Addis Ababa'nın Nil'in ana kolu üzerine inşa ettiği Nahda Barajı, Mısır, Etiyopya ve Sudan arasında yaklaşık 10 yıldır anlaşmazlığa neden oluyor. Mısır, barajın nehir suyundaki kendi payını etkileyeceğinden korkuyor.
Mısır Cumhurbaşkanı, Danimarka Başbakanı ile düzenlediği basın toplantısında, Mısır’ın Nahda Barajı’nın dolum ve işletimi hususunda bağlayıcı yasal bir anlaşmaya varılması yönündeki tutumunu yeniledi. Aynı zamanda Danimarka Başbakanı'nın bu konuda kendisi ile hemfikir olduğuna değindi.

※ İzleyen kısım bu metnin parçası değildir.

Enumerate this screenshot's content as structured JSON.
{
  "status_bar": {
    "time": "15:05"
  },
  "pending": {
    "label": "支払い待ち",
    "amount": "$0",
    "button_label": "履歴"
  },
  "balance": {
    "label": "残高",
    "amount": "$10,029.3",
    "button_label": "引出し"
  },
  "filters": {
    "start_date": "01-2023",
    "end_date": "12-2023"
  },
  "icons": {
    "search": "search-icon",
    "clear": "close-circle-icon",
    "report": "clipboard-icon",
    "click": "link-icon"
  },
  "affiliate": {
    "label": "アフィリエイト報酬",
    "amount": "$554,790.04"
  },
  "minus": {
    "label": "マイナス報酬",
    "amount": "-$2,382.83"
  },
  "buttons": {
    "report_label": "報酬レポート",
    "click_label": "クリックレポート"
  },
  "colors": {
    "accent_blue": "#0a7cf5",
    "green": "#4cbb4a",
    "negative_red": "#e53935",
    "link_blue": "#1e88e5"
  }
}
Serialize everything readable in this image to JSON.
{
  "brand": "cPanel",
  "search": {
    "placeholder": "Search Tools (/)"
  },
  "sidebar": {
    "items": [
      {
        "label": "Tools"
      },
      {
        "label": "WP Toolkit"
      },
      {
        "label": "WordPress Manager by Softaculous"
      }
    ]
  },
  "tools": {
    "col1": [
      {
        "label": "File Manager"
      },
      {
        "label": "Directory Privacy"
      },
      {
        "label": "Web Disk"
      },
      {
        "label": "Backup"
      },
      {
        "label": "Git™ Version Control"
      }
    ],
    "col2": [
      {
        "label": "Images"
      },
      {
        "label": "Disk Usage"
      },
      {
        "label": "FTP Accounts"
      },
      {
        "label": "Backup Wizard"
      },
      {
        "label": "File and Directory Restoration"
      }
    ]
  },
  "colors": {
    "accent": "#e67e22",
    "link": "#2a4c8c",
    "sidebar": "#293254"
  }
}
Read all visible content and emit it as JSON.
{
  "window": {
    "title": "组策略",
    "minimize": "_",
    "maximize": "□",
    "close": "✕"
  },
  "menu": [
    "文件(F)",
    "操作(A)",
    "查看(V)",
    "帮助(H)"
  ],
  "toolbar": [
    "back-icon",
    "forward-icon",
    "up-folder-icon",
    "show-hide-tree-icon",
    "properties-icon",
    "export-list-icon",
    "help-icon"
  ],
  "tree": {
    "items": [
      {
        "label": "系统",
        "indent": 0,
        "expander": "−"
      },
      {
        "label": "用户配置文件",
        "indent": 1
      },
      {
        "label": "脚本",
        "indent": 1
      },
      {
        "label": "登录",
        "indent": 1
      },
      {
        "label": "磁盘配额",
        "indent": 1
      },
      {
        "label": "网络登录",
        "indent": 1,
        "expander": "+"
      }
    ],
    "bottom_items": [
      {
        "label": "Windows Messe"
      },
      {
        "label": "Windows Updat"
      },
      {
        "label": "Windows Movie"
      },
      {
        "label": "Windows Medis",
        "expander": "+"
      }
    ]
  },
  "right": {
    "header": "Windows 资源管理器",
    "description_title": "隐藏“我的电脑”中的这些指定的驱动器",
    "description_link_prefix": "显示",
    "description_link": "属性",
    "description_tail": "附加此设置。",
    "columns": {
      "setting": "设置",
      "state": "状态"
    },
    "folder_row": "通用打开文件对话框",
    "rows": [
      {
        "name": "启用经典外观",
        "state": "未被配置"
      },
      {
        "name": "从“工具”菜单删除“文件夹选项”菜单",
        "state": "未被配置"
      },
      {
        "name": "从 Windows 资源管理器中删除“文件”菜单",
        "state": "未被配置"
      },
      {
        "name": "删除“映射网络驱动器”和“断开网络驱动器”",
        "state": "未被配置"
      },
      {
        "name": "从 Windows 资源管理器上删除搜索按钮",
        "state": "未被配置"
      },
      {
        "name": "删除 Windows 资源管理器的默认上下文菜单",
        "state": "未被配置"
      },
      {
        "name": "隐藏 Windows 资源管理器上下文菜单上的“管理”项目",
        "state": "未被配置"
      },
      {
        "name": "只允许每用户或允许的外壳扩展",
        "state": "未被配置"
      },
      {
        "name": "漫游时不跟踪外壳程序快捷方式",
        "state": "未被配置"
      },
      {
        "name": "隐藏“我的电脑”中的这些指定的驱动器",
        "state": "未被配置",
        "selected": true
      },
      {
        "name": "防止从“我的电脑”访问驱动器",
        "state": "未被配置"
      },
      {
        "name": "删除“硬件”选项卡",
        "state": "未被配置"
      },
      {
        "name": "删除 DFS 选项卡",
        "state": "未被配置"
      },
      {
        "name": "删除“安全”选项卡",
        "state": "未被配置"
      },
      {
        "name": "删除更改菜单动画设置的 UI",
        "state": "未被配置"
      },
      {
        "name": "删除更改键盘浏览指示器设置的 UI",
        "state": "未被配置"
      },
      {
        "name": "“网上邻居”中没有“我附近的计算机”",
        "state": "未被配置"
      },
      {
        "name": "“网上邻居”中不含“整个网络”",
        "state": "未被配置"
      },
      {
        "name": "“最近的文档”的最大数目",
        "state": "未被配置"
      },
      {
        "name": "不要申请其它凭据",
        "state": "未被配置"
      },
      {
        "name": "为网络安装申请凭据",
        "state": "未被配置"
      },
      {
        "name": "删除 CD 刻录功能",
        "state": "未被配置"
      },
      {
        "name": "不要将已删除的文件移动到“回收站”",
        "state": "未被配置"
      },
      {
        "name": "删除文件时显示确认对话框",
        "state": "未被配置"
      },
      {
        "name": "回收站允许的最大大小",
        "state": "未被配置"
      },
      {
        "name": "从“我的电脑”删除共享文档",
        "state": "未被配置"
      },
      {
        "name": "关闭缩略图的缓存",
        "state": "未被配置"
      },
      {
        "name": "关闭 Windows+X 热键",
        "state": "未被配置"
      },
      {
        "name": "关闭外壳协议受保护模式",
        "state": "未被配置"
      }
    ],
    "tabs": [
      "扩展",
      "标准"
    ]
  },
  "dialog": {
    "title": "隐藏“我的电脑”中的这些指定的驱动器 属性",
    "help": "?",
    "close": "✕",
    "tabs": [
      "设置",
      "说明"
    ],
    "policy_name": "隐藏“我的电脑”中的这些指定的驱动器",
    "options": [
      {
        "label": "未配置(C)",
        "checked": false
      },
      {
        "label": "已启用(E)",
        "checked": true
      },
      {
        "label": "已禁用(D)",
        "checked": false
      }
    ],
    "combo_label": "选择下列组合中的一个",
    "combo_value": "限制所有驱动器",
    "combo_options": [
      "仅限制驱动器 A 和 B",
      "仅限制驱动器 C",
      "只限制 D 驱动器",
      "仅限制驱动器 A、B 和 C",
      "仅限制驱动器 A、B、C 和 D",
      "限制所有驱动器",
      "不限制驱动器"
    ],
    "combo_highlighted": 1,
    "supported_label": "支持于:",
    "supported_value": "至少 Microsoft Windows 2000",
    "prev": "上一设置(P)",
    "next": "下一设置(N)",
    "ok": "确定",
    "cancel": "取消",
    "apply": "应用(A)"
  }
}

Sisi, “Arıtım, geri dönüşüm, Akdeniz ve Kızıldeniz sularının tuzunu giderilmesi hususunda çalışmalar yapan Mısır, suyun her damlasından faydalanmak için büyük bir çaba harcıyor. 10 yıldır müzakere yoluyla uygun bir çözüm bulmak için titiz bir şekilde çaba sarf ediyoruz. Her fırsatta söylediğimiz gibi, Etiyopya'nın gelişme arzusuna saygı duyuyoruz. Mısır vatandaşını hiçbir şekilde etkilemeyen konularda kendileriyle işbirliğine hazırız. Binlerce yıldır Nil üzerinde az veya çok olsun suyu etkileyen hiçbir baraj olmamıştır. Zorluklar olsa dahi Mısır'ın su üzerindeki payı sabittir” vurgusunda bulundu.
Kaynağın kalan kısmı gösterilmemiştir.